One of the things that liberals chattered about endlessly in the latter stages of the Iraq War—and which seemed to annoy conservatives just as endlessly—was the simple claim that Iraq’s problems were fundamentally political, not military. There would be no lasting peace in Iraq unless and until there was a political accommodation between the Kurds, the Shia, and the Sunni—especially the latter two. Unfortunately, Prime Minister Nouri al-Maliki seemed completely uninterested in reaching any sort of genuine power-sharing agreement with the Sunni minority that had ruled Iraq in Saddam’s day, and no amount of cajoling from Americans swayed him even a little. Without that, any kind of durable peace in Iraq was out of reach, so it made sense for us to leave in 2011. Why remain when there was little we could do that would truly make a difference?
This is why our withdrawal from Iraq is no more than a tiny peripheral factor in the growing jihadist Sunni rebellion that’s overwhelming Iraq right now. Ditto for our reluctance to arm “moderates” in the Syrian civil war. Laying the blame there is mostly just a tired but convenient talking point for the Fox News set and the dwindling but noisy band of unrepentant neocons. Marc Lynch takes up the story from there:
The more interesting questions are about Iraq itself. Why are these cities falling virtually without a fight? Why are so many Iraqi Sunnis seemingly pleased to welcome the takeover from the Iraqi government by a truly extremist group with which they have a long, violent history?
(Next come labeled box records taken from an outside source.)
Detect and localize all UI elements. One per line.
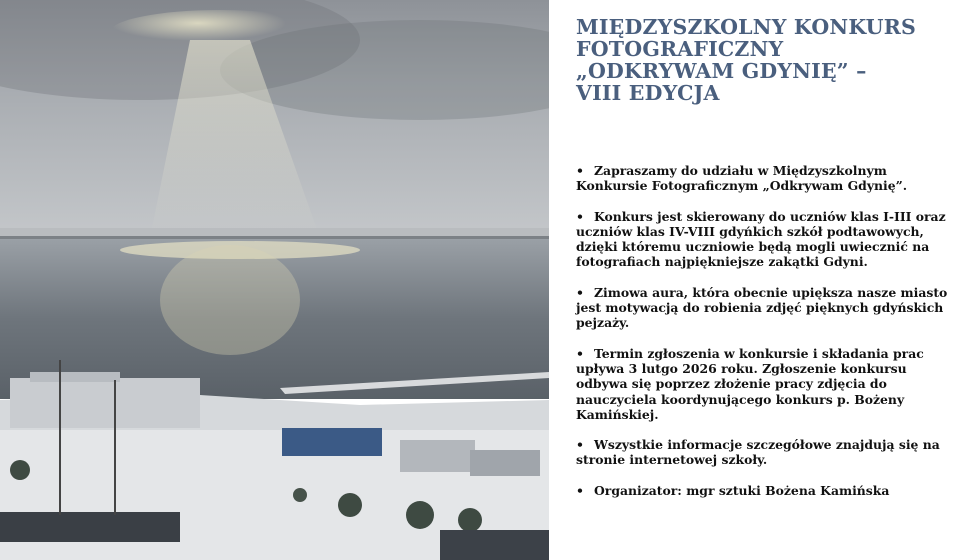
list-item-text: Organizator: mgr sztuki Bożena Kamińska bbox=[594, 482, 890, 498]
title-line: FOTOGRAFICZNY bbox=[576, 37, 784, 61]
list-item-text: Termin zgłoszenia w konkursie i składania prac upływa 3 lutgo 2026 roku. Zgłoszenie konkursu odbywa się poprzez złożenie pracy zdjęcia do nauczyciela koordynującego konkurs p. Bożeny Kamińskiej. bbox=[576, 345, 924, 422]
bullet-icon: • bbox=[576, 345, 584, 361]
contest-title bbox=[576, 16, 946, 104]
bullet-icon: • bbox=[576, 482, 584, 498]
bullet-icon: • bbox=[576, 208, 584, 224]
title-line: VIII EDYCJA bbox=[576, 81, 720, 105]
title-line: MIĘDZYSZKOLNY KONKURS bbox=[576, 15, 916, 39]
list-item-text: Zapraszamy do udziału w Międzyszkolnym Konkursie Fotograficznym „Odkrywam Gdynię”. bbox=[576, 163, 908, 194]
title-line: „ODKRYWAM GDYNIĘ” – bbox=[576, 59, 867, 83]
info-panel bbox=[549, 0, 960, 560]
list-item bbox=[576, 437, 954, 468]
list-item-text: Wszystkie informacje szczegółowe znajdują się na stronie internetowej szkoły. bbox=[576, 437, 940, 468]
list-item bbox=[576, 346, 954, 422]
bullet-icon: • bbox=[576, 437, 584, 453]
list-item-text: Konkurs jest skierowany do uczniów klas I-III oraz uczniów klas IV-VIII gdyńkich szkół podtawowych, dzięki któremu uczniowie będą mogli uwiecznić na fotografiach najpiękniejsze zakątki Gdyni. bbox=[576, 208, 946, 270]
list-item-text: Zimowa aura, która obecnie upiększa nasze miasto jest motywacją do robienia zdjęć pięknych gdyńskich pejzaży. bbox=[576, 284, 948, 331]
list-item bbox=[576, 285, 954, 331]
bullet-icon: • bbox=[576, 163, 584, 178]
list-item bbox=[576, 163, 954, 194]
contest-info-list bbox=[576, 163, 954, 513]
list-item bbox=[576, 483, 954, 498]
list-item bbox=[576, 209, 954, 270]
bullet-icon: • bbox=[576, 284, 584, 300]
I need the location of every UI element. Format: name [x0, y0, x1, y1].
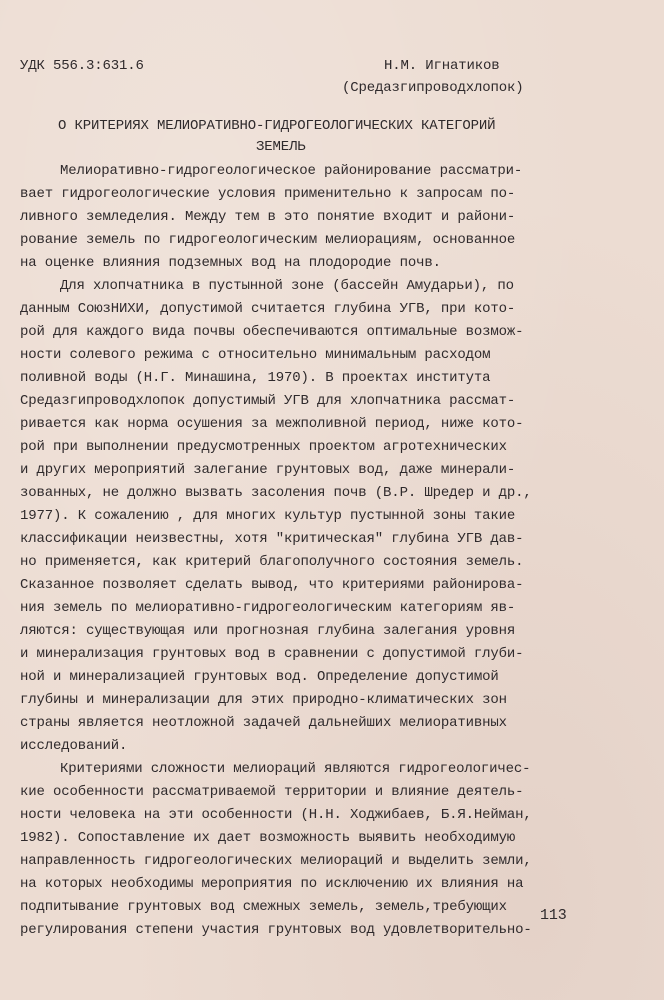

….The most important answers lie inside Iraqi politics. Maliki lost Sunni Iraq through his sectarian and authoritarian policies. His repeated refusal over long years to strike an urgently needed political accord with the Sunni minority, his construction of corrupt, ineffective and sectarian state institutions, and his heavy-handed military repression in those areas are the key factors in the long-developing disintegration of Iraq. In late 2012, protests had swelled across Sunni areas of Iraq, driven by genuine popular anger but backed by many of the political forces now reportedly cooperating with ISIS’s advance (essential background here). The vicious assault on the Huwija protest camp by Iraqi security forces, in the midst of political negotiations, galvanized hostility to the Iraqi state and paved the way for growing popular support for a returning insurgency. Maliki’s heavy-handed security response to the escalating insurgency across Anbar, including the bombardment of Fallujah, has predictably driven more and more Sunnis into their ranks. Maliki’s purges of the Sunni leadership discredited or removed Sunni leaders willing to play the inside game, and pushed some of them toward supporting insurgency. His exclusionary policies, attempts to monopolize power and rough security practices radicalized a Sunni community that might have been brought into the system following the civil war. Iraq’s political class as a whole has done little better.
Lynch offers a few additional thoughts on whether Maliki is likely to change course in the face of the threat from ISIS insurgents. So far, it doesn’t seem likely. And as long as that’s true, there’s little reason that America should get involved in Iraq’s ongoing sectarian war yet again.